Wading in twilight stained by faraway wildfires, 
you casually imagine knocking anything off 
a desk full of unwritten letters.  The wrens are 
out there, having their way with late summer and her grasses. 
 
All those dark driven roads. All those times you didn’t 
deserve to be alive, but you were. All those times you didn’t
deserve to suffer, but you did. 

MY HEART WILL NEVER WORK IN THIS TOWN AGAIN

There, you hear it? Rustling up 
reasons, pressing through
freezing trees and 
yesterday’s rain and 
snakes braiding and 
unbraiding and just like that 
it’s spring—

Watch the street, 
chart clouds’ course across town. 
It is cold. People run. 
The little girls in matching outfits,
have no idea what they mean,
hip to hip all the way to the light,
sweetness and sweetness again.

And there’s your heart still going 
door to door. Windchimes sound cruel, 
So you know it’s broken;
not like a window but a music box, 
one part missing
and that’s it. 

SINCE I HAD A BABY, HORROR MOVIES ARE NOT THE SAME

Now when the little alien 
hatches, screams,
flings goo across the floor,
my breasts twitch, 
I hear something precious,
tiny appetite keening in darkness—
I mourn with the queen when they torch it.

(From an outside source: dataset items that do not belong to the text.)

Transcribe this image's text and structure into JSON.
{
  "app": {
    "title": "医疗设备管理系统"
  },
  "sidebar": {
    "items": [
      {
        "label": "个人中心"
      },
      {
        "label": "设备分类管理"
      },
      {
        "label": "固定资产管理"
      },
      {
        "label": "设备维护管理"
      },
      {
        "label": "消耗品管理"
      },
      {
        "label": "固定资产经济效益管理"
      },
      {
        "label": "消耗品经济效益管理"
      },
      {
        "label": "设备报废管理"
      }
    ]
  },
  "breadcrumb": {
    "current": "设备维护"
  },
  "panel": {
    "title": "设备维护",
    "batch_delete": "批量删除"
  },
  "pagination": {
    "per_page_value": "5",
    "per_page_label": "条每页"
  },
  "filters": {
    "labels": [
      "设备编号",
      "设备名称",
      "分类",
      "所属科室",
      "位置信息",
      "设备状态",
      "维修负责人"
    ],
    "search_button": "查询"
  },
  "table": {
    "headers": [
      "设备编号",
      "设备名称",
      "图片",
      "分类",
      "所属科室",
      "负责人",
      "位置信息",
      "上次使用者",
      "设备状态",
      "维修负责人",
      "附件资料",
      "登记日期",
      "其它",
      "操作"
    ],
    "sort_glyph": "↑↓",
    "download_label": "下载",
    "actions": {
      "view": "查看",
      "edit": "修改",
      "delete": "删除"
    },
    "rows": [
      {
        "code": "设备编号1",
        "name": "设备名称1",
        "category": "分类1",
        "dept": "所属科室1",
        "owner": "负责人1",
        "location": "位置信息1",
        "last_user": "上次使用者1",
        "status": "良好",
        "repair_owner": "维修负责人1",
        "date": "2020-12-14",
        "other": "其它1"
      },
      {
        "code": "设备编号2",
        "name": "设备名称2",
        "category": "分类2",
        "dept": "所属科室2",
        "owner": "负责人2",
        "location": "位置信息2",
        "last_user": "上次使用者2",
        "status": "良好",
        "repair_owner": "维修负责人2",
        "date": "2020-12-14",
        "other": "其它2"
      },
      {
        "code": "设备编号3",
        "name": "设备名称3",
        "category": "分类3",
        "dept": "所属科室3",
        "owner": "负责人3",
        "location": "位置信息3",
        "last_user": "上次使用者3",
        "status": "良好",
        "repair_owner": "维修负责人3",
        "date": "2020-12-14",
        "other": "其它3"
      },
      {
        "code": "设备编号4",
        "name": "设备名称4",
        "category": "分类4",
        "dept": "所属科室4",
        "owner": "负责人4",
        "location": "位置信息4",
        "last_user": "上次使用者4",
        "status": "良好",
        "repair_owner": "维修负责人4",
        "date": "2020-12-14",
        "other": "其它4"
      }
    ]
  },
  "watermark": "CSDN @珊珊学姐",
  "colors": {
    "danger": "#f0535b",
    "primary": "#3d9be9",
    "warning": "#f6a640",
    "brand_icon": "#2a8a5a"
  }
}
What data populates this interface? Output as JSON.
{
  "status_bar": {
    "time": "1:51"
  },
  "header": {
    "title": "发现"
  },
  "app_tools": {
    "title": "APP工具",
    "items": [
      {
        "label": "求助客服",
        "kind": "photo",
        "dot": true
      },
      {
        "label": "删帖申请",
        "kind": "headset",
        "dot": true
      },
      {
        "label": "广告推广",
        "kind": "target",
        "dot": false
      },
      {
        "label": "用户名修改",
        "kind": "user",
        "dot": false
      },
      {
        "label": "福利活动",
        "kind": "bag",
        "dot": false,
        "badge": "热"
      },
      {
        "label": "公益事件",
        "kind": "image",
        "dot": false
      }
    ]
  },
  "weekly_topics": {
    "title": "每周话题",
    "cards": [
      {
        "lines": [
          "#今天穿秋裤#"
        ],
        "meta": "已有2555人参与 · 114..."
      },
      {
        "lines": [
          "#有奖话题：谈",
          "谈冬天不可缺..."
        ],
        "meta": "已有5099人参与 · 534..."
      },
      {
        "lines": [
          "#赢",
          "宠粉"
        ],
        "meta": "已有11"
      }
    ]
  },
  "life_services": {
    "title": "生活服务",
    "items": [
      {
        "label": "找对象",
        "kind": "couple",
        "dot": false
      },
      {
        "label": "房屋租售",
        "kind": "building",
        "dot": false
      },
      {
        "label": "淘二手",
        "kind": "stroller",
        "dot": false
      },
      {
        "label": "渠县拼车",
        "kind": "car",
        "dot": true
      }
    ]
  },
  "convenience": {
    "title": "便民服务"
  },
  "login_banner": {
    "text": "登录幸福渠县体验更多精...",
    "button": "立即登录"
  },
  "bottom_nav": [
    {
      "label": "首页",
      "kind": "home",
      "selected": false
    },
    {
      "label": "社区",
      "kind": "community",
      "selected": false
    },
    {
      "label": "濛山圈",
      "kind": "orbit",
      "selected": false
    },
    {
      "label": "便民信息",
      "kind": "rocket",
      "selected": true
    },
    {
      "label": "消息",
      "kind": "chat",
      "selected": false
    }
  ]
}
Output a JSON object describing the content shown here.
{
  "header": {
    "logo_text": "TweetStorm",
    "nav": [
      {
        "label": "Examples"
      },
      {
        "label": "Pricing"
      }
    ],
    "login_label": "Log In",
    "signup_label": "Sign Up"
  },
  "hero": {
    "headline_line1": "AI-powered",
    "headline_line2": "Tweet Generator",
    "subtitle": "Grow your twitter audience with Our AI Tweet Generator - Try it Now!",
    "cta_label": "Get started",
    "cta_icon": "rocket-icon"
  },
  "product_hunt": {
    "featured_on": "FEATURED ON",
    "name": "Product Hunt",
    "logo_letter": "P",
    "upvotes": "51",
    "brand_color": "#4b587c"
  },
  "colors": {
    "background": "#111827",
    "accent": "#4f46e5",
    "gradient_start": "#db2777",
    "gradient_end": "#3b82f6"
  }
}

I thrill again for Ripley 
—she who is ever-wet, 
exhaust raining through 
grey tank top— 
not when she kills but when
I see her in the elevator 
strapping on ammo,
a mom again, 
toting so much gear—the bras, belts,
salves, bottles, pads, rags,
tubes, teas, thermometers.

Bearing everything, and always
saving something: 
the leftovers, the milk,
the cat, the kid, the future;
she is never too tired
to keep everybody alive,
her heaven an endless checklist,
horizon after horizon—

Spend every moment staring, they said.

You’ll never get it back, they said.